Note from Rooted: If you ask Mark Zirkle what he does for a living he’ll say “I’m a farmer”. And he means it. What he probably won’t mention is that his family has been farming in the Yakima Valley since the late 1800s, and that they’ve built Zirkle Fruit Company into one of the most respected (and successful) agricultural operations in the northwest. As the president of Zirkle Fruit, Mark has fostered a philosophy of giving back to the community. Zirkle Fruit employees have distinguished themselves by their extraordinary volunteer and charitable efforts, with notable contributions to Selah Community Days, Relay for Life, Operation Harvest, ASPIRE and Toys for Tots. This is Mark’s first byline with rooted, and we look forward to hearing more from him and other community farmers!

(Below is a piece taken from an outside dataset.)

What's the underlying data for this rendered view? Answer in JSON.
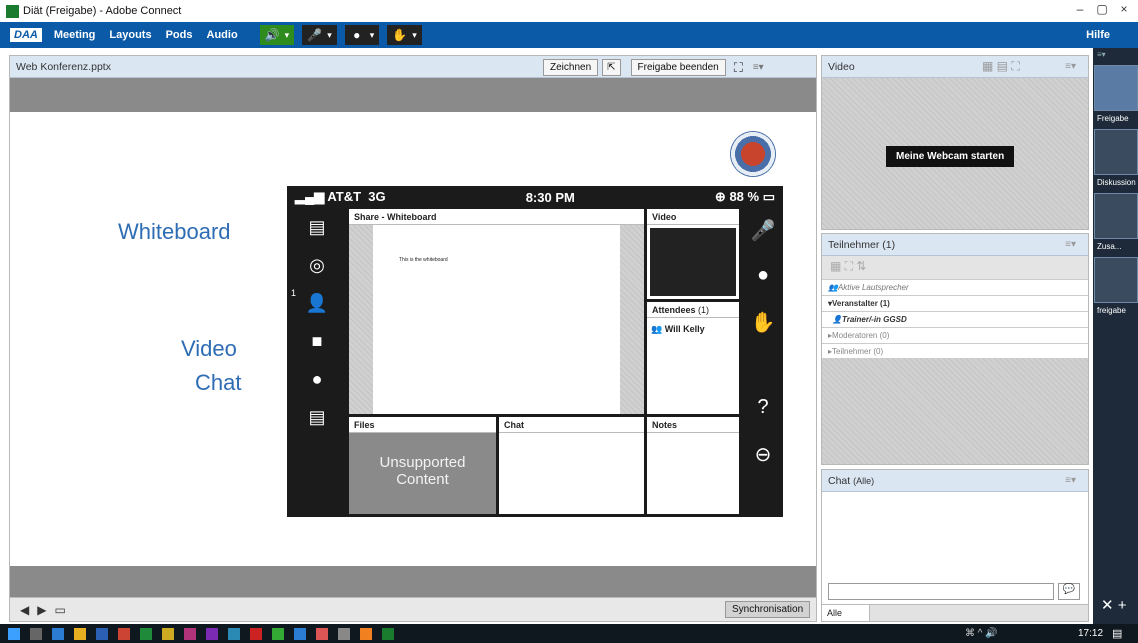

As the long days of summer start warming the valley, there is a strange mix of excitement and trepidation that flows through many of the local orchardists. It is the arrival of the first major fruit that is harvested in the Valley and it is not for the faint of heart. Cherry harvest in Central Washington is unique compared to the many fruits, hops, grains and veggies that bless our valley.
At best it is a joyous, exciting and even fun event, the sweet juicy fruit is quickly picked, packed and shipped in the warm months and is over as quickly as it started for many growers and hopefully to a profitable end. At worst it is a nerve-wrecking, exhausting, weekend destroying, egregious grind, with rainclouds threatening and downpours wrecking the delicate berries, often just hours from harvest. It is all hand-picked and packed and interestingly, it is how many in this valley got their start in agriculture, usually on summer break in high school where thousands of temporary sorting and packing and inspection positions are needed for a few months.
Most consumers would be amazed at what it takes for the delicate, sweet and juicy cherries to get to market in good order. From the picker, the dark sweets are put into bin and hydro-cooled with freezing water–then inspected, where samples are pressure tested and inventoried until packing.The cherries are dumped in more water the clusters are cut and the cherries are singulated, sized and sorted, either by a small army of workers on conveyor belts or new optical graders, then placed in the appropriate package, many times in the middle of the night into a waiting truck to be carried to anywhere in the world.
It is the fruit that is coveted by many Asian cultures and the Yakima Valley is home to many of those inspectors in the summer months that spend their days in the capricious warehouses watching the river of fruit travel into boxes and trucks. The popular fruit is almost never an easy crop to predict and sell with confidence. Most other valley fruits are storage crops that can give order and transparency to marketing efforts…cherries…well not really ever.
Mother nature always has the last word, whether, wind, rain, heat, frost or even lack of pollination can drive both marketers and buyers nuts. It is the King Crab season of harvest, full of exhaustion and exhilaration that nearly everybody looks forward to starting, and later finishing.